At the beginning of 1996, a new programme (APOC: African Programme for Onchocerciasis Control) was instigated to organise treatment with ivermectin outside the OPC countries. Angola, Burundi, Cameroon, C.A.R., Chad, Congo (Brazzaville), Democratic Republic of Congo (Kin.), Equatorial Guinea, Ethiopia, Gabon, Kenya, Liberia, Malawi, Mozambique, Nigeria, Rwanda, Sudan, Tanzania and Uganda are the 19 countries participating in this project, which will probably take 12 years to complete.
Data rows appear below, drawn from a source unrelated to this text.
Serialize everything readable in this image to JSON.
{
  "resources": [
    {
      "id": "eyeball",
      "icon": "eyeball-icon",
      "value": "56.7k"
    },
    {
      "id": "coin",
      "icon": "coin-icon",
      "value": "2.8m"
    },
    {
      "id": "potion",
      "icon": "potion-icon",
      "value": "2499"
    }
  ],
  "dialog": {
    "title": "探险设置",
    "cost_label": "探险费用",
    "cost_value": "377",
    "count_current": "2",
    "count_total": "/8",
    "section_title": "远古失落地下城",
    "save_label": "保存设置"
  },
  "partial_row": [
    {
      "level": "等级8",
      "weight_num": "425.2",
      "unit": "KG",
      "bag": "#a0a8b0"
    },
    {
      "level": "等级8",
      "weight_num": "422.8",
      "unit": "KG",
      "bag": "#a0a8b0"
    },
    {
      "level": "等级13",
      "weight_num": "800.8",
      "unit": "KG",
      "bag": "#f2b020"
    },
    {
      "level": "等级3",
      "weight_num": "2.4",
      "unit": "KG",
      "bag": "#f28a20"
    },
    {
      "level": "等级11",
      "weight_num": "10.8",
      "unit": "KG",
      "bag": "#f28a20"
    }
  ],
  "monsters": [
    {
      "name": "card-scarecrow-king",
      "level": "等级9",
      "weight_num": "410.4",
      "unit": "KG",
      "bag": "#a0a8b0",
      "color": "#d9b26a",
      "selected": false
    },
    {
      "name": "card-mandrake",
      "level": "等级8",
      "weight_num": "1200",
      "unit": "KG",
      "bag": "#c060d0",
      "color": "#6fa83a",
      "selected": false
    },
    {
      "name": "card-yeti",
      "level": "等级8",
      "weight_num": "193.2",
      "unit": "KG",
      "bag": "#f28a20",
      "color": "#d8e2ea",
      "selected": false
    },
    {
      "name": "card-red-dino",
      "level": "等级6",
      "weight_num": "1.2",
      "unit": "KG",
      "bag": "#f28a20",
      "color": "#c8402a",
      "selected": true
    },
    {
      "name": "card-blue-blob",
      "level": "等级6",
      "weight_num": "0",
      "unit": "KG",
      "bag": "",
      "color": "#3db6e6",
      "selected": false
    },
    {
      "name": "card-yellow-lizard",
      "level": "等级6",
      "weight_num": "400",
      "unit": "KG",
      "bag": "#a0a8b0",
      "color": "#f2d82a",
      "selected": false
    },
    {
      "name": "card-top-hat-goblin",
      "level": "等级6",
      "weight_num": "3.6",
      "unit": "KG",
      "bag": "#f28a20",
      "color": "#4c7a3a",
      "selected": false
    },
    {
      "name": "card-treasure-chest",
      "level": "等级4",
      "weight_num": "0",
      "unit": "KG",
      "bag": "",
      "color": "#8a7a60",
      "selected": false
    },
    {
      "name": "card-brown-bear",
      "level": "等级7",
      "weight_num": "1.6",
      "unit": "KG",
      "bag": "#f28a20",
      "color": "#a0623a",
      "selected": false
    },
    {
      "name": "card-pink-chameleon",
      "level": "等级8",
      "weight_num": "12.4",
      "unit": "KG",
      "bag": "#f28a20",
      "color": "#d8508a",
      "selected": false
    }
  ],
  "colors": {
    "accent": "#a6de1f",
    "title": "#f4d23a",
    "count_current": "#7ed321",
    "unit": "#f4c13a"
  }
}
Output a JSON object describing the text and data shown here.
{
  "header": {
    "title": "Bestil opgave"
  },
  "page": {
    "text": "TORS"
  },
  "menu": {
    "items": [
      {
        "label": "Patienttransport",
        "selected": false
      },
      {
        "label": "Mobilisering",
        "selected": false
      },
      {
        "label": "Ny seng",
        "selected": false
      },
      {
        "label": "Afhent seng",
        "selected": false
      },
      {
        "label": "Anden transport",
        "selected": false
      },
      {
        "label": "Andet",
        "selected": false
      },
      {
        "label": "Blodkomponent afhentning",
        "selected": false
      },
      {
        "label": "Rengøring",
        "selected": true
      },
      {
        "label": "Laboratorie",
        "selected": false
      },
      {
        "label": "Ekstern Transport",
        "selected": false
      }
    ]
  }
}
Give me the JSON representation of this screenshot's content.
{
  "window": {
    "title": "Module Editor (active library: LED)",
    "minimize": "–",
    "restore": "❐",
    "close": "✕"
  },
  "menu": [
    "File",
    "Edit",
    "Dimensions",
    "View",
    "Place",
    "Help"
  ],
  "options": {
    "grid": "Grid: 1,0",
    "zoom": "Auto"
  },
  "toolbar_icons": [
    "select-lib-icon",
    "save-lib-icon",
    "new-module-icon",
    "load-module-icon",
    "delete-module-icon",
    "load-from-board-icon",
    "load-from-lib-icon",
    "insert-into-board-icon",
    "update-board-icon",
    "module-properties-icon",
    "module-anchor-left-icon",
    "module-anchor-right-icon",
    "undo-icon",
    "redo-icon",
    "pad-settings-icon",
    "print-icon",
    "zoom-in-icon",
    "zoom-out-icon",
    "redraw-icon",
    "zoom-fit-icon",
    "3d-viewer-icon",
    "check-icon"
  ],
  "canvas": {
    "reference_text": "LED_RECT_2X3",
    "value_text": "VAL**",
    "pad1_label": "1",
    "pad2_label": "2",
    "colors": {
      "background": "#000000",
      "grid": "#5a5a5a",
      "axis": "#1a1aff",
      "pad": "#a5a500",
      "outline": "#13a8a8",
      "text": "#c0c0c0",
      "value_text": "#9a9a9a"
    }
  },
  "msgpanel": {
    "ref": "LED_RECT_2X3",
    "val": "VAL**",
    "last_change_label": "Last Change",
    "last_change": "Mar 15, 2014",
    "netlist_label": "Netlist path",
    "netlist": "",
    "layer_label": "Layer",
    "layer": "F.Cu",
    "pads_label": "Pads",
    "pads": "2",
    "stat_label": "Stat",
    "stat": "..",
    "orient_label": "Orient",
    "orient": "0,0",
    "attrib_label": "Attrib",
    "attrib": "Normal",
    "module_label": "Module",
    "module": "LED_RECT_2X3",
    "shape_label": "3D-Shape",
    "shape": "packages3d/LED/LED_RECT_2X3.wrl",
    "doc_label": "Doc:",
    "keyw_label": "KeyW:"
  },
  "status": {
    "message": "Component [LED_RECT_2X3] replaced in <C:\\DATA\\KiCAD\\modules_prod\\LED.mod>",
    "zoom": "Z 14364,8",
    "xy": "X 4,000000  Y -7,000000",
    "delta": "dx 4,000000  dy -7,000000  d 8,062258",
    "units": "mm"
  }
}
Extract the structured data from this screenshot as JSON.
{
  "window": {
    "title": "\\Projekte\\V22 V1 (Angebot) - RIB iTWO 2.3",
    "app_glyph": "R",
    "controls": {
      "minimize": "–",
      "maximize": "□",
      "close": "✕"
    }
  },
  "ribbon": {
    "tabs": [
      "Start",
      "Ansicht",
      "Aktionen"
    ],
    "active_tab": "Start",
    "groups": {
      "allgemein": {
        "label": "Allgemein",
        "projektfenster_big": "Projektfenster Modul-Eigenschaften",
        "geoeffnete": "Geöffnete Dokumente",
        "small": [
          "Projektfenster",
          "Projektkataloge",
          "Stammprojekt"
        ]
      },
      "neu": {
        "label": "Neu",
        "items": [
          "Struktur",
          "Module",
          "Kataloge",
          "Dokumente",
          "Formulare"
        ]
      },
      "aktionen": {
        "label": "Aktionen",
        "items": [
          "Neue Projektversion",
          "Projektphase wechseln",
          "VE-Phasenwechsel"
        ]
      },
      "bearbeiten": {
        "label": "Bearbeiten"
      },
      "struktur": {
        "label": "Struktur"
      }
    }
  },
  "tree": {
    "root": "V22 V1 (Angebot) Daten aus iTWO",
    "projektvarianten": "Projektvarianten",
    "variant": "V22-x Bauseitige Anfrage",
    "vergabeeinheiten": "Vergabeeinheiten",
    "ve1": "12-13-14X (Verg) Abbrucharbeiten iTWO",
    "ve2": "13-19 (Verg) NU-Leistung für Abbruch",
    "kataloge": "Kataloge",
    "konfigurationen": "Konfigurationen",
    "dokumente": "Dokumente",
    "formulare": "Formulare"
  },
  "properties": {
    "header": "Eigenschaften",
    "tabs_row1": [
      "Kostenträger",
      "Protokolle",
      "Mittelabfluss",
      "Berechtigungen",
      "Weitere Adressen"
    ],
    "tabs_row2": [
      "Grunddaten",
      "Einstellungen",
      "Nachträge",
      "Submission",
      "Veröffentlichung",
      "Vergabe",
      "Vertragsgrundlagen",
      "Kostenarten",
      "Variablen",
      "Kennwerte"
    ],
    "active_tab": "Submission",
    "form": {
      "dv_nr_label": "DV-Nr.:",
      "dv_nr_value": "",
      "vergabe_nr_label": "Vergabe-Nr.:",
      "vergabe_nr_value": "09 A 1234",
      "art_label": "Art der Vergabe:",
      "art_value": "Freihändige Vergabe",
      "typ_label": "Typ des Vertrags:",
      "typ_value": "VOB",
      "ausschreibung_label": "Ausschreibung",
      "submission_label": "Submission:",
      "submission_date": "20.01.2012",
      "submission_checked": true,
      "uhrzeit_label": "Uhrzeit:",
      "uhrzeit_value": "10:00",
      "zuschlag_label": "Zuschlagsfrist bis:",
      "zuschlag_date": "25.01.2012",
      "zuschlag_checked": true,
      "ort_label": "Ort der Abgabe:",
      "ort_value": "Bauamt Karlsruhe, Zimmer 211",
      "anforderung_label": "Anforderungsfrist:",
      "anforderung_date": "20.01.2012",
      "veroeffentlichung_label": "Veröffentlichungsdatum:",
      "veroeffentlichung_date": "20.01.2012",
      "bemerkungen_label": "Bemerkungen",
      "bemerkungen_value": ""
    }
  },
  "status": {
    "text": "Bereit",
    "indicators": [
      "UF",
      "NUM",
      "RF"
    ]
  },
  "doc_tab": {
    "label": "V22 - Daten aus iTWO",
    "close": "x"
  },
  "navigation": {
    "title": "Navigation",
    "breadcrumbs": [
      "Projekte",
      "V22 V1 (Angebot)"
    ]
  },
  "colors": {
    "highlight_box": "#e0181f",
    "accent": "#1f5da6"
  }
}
Ivermectin is an important microfilaricidal agent. It was tested on a large scale in the onchocerciasis chemotherapy project. In endemic regions, however, the annual free administration (mass therapy) cannot ensure interruption of transmission. This may be achieved by giving the product more frequently. Suitable epidemiological techniques are being developed: REMO ("rapid epidemiological mapping of onchocerciasis") and REA ("rapid epidemiological assessment"). In respect of the provision of medication, there is close co-operation with the various governments and several NGOs (including the Christoffel Mission for the Blind, Helen Keller International, Carter Centre Global 2000, International Eye Foundation, Organisation pour la Prévention de la Cécité, Sightsavers).

The Onchocerciasis Elimination Programme in the Americas (OEPA) was instituted in 1993. It is based on treatment with ivermectin. Six endemic countries are at present involved in the programme, which will run until ± 2008.